The NRC is a part of the Diocese of Bougainville, and we spent the afternoon interviewing the Sisters who volunteer their time to live and work at the center, serving as financial managers, counselors, trainers, cooks, and administrative support. We also toured the centre, made up of a series of different small buildings—an administrative office, a few different houses or dorms, a kitchen, and a training facility. Some of the older buildings were made of what they call “bush materials,” constructed from rough hewn branches, banana leaf roofs, and often open air. More recent buildings had been constructed through the generosity of donors like AusAid, and were solid construction on raised stilts with glass windows, wood floors, and window screens.
One of the sisters we interviewed was Sister Margaret, who is one of the primary counselors for the centre. She not only described her process of helping women, but she talked about how the centre began because she originally had a dream of helping young women in need, particularly unwed mothers, through a centre such as this one. She connected with Sister Lorraine, who provided impressive leadership and fundraising abilities, and eventually the Nazareth Rehabilitation Centre was born! The mission expanded to help women and children who had experienced violence because it continues to be such a large problem in Bougainville, particularly after the Crisis. But the NRC doesn’t just help women and girls – they have also been helping boys and young men with substance abuse problems, and they are housed in a separate building on the property. To continue their work helping boys, Sister Lorraine has been working with members of the congregation and community to set up another centre in Marbury that will soon open and provide similar space for men and boys.
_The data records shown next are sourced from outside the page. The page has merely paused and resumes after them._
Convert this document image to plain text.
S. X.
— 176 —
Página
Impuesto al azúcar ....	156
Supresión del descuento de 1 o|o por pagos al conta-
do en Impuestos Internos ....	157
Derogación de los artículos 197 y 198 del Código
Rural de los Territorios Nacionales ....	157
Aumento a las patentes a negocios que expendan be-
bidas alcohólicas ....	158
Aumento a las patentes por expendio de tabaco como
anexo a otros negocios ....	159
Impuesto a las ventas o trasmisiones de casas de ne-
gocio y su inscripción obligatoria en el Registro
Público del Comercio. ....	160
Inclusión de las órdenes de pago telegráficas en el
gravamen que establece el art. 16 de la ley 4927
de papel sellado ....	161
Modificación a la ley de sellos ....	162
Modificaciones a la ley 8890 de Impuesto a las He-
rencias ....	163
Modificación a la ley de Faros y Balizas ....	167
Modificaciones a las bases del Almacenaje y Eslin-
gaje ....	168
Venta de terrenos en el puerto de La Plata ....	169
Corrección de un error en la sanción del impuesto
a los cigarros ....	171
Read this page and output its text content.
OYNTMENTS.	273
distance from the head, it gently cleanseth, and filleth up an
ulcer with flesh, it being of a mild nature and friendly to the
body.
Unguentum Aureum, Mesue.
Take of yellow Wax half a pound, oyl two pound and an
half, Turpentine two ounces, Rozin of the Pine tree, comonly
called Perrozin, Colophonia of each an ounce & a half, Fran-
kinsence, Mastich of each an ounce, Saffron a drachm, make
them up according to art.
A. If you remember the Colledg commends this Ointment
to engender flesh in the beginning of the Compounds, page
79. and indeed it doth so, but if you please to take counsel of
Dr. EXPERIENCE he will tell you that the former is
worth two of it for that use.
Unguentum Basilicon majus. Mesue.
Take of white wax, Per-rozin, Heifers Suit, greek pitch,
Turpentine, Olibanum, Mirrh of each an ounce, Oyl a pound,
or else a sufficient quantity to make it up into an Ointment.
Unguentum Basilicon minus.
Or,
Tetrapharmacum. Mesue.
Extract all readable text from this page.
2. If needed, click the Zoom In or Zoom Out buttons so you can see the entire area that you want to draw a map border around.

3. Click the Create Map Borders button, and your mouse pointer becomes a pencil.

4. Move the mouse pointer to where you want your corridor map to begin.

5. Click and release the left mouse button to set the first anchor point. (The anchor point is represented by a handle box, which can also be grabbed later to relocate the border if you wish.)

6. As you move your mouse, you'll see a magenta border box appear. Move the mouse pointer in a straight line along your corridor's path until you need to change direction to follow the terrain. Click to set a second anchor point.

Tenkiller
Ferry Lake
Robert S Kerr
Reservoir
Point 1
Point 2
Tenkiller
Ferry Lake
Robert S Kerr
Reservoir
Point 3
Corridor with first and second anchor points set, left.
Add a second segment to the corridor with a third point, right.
We spent the majority of our time with Sister Bernadette and Sister Tekka, who manage the centre’s finances. They were delightful! Sister Bernadette was quiet, but would give us a mischievous look and laugh when she thought we were being funny. Sister Tekka – a slight woman with very dark skin and a few curls of gray and black that escaped her white habit – particularly had a contagious sense of humor and a funny, high-pitched cackle that would set us all off into peals of laughter. She insisted on laying out an enormous welcoming tea with homemade cookies and muffins, bananas and pomelo (which tasted like a sweet grapefruit) grown on the property, coffee, sodas, and water. She also enjoyed chatting with us, telling us about life in Bougainville—including her time living and working in the area where there’s an active volcano and how afraid she was of the smoke and lava that would come out, though she laughed throughout the telling of her story. We compared tattoos—she showed me hers, and I showed her mine—and we laughed about how we both did them when we were young and silly. When Ali and I joked that we couldn’t see where our other program staff had walked to and that we might have to stay there and become nuns, Sister Tekka laughed and exclaimed, “You should! You would look beautiful in a habit! We had Australian nuns visit us, and they looked lovely in their habits.” We were having such a good time that we were sad to part when it was time to go, but I’m glad to have made a few new friends. I’m glad that there will be more opportunities to visit. I look forward to returning, hopefully to continue building the partnership our organizations have begun.